More from the press release:

“Today’s lithium-ion batteries use liquid electrolytes to transport the lithium ions between the anode (the negative side of the battery) and the cathode (the positive side of the battery). If a battery cell is charged too quickly, it can cause dendrites or “metal whiskers” to form and cross through the liquid electrolytes, causing a short circuit that can lead to explosions and fires. Instead of liquid electrolytes, the researchers rely on glass electrolytes that enable the use of an alkali-metal anode without the formation of dendrites.

“The use of an alkali-metal anode (lithium, sodium or potassium) — which isn’t possible with conventional batteries — increases the energy density of a cathode and delivers a long cycle life. In experiments, the researchers’ cells have demonstrated more than 1,200 cycles with low cell resistance.

“Additionally, because the solid-glass electrolytes can operate, or have high conductivity, at -20 degrees Celsius, this type of battery in a car could perform well in subzero degree weather. This is the first all-solid-state battery cell that can operate under 60 degree Celsius.”

The team published a paper, (lead author Maria Helena Braga) titled “Alternative strategy for a safe rechargeable battery” can be read in the journal Engineering and Environmental Science here.

There has been an interesting response among battery researcher to the published research. An article published on the Quarz website reports how some researchers are somewhat incredulous about what Goodenough’s paper reports. Here are some excerpts and comments:

“It’s what is not stated in the paper that has some of the battery community stumped. How is Goodenough’s new invention storing any energy at all? The known rules of physics state that, to derive energy, differing material must produce differing eletro-chemical reactions in the two opposing electrodes. That difference produces voltage, allowing energy to be stored. But Goodenough’s battery has pure metallic lithium or sodium on both sides. Therefore, the voltage should be zero, with no energy produced, battery researchers told Quartz . . .

“‘If anyone but Goodenough published this, I would be, well, it’s hard to find a polite word,’ Daniel Steingart, a professor at Princeton, told Quartz . . .

“He’s technically made a perpetual motion machine,” said Venkat Viswanathan, a professor at Carnegie Mellon University in Pittsburgh, Pennsylvania . . .

“’It’s kind of like cold fusion.

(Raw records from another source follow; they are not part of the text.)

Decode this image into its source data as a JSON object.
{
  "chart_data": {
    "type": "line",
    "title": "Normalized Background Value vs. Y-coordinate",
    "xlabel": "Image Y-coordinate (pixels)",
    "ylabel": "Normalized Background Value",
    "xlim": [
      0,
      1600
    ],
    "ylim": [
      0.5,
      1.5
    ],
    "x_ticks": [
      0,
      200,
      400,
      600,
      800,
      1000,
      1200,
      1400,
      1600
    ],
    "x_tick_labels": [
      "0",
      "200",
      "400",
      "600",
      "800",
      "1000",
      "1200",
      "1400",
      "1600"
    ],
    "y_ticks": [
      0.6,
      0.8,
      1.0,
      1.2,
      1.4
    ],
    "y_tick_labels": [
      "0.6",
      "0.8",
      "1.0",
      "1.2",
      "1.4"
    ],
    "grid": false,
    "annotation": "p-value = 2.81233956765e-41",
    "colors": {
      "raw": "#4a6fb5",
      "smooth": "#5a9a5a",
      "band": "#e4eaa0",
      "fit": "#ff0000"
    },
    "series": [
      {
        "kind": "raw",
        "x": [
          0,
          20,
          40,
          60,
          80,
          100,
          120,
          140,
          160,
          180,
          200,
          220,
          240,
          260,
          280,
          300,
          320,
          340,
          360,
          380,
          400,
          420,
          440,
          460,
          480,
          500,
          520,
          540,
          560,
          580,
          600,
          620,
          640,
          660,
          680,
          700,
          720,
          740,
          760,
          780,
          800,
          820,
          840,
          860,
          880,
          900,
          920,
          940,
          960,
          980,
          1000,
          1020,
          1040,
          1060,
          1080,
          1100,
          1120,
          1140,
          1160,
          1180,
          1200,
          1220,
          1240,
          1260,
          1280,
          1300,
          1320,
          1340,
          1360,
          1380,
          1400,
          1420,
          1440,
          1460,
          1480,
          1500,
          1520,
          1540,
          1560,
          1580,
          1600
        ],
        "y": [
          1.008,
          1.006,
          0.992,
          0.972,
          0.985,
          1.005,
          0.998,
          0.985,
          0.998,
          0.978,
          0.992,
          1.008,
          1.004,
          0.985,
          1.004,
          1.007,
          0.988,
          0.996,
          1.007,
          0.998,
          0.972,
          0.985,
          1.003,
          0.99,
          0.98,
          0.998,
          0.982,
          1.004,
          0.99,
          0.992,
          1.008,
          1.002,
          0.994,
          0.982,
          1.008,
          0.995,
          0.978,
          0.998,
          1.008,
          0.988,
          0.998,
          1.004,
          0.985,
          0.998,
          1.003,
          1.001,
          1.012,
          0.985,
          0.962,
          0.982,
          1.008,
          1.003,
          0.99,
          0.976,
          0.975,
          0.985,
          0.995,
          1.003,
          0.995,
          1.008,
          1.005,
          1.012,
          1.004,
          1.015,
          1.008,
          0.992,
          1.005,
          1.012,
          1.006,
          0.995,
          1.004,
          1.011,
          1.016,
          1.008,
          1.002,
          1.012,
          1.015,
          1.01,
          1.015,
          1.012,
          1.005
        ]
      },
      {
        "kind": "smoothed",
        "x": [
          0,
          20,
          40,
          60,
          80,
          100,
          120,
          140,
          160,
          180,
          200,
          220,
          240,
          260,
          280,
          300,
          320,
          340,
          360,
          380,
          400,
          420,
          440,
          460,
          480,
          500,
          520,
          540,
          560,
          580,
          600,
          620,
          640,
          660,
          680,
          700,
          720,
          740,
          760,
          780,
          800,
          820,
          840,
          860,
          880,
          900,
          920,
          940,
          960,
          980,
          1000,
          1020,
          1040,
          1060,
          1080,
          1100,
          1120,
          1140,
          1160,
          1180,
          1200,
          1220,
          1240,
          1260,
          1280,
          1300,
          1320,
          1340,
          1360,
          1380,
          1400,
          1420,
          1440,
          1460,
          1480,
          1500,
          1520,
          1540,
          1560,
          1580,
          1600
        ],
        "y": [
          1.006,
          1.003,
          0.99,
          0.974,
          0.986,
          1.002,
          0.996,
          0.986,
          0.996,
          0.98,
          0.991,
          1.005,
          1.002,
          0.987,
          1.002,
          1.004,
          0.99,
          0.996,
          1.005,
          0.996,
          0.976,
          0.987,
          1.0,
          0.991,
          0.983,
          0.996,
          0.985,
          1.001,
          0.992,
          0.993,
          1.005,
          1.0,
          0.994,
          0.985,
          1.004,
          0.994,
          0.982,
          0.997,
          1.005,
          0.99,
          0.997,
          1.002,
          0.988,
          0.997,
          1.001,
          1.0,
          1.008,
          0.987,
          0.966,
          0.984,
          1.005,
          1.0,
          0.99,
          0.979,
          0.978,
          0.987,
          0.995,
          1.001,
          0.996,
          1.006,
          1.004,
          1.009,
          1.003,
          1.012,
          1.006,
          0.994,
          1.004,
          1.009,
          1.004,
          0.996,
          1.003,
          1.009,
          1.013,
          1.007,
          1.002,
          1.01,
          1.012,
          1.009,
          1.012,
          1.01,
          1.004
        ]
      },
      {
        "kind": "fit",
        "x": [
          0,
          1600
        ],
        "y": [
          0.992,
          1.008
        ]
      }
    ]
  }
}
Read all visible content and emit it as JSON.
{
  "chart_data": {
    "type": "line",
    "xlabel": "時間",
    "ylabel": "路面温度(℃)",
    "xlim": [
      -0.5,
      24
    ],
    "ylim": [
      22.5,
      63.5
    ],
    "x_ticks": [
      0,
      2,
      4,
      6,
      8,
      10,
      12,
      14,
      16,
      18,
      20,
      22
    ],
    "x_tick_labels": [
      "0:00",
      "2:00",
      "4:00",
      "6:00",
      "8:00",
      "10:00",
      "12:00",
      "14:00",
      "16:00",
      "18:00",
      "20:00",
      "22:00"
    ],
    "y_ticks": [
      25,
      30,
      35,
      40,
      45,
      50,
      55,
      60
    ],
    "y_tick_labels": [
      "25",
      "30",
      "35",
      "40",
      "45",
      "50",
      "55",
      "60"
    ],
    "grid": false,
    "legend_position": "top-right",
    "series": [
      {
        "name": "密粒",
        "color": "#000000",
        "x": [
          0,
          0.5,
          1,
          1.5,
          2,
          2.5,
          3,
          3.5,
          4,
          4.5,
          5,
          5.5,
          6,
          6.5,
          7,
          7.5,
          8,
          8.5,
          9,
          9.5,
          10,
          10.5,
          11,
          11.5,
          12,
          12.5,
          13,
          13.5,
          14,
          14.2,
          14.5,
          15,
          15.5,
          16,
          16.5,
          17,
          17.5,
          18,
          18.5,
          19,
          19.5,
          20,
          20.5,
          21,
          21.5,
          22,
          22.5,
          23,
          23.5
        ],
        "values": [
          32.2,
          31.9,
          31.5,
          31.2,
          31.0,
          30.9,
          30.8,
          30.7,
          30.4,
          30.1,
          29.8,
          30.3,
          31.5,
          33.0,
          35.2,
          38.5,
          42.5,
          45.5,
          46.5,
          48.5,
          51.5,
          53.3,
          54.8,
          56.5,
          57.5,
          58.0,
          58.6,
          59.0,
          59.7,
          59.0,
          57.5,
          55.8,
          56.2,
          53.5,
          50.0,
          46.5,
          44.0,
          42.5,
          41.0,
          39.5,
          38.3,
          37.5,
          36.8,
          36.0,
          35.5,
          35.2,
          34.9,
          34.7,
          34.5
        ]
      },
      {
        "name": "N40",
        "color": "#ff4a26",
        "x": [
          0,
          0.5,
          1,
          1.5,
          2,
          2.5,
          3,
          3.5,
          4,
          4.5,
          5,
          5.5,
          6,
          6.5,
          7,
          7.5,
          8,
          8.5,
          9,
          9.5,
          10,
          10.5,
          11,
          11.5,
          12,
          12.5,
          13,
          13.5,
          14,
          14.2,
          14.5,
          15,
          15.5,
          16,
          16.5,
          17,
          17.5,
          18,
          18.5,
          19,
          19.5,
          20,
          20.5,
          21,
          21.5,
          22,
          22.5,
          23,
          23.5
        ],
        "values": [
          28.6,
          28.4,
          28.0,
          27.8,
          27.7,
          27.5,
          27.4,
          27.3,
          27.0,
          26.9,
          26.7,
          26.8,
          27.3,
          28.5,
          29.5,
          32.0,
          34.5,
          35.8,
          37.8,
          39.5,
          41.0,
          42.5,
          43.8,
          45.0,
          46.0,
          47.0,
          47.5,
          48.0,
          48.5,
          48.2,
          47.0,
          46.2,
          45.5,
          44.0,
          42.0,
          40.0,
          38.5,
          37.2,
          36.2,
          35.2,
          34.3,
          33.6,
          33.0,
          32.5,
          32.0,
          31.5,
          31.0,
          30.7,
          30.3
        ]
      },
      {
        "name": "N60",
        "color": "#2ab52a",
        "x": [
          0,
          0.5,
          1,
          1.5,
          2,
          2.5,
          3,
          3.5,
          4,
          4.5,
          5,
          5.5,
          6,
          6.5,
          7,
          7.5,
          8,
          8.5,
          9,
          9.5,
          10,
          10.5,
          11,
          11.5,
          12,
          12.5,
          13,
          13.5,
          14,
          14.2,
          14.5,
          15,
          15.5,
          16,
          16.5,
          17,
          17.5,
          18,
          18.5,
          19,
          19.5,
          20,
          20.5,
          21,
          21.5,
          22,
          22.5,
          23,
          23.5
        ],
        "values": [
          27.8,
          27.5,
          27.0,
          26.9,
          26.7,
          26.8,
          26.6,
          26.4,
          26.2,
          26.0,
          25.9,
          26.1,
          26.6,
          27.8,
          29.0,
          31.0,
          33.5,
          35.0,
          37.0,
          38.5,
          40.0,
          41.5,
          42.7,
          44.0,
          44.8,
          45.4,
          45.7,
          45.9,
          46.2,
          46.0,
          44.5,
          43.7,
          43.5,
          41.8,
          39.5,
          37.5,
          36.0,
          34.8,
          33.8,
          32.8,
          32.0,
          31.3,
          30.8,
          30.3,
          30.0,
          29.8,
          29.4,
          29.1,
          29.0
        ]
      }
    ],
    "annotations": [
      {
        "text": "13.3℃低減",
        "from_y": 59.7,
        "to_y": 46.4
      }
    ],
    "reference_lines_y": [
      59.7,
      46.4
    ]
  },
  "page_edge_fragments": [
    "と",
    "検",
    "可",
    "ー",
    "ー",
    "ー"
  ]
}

Here is an experiment that is unbelievable,’said Dalhousie University’s Jeff Dahn, a leading researcher whose Canadian laboratory is on a contract with Tesla. ‘There could be a small possibility that it is right.'”

Daniel Steingart has written an essay in which he speculates that air might have somehow leaked into the battery, making this a lithium air battery, but this idea has been rejected by Braga, who has been responding to questions via email.

So it’s an interesting development. Battery technology had been notoriously hard to improve significantly, which has proven to be something of a holdup for more speedy deployment of electric vehicles and other applications where improved energy storage and energy density is needed. If this really is the major breakthrough the researchers claim, it could turn out to be very important.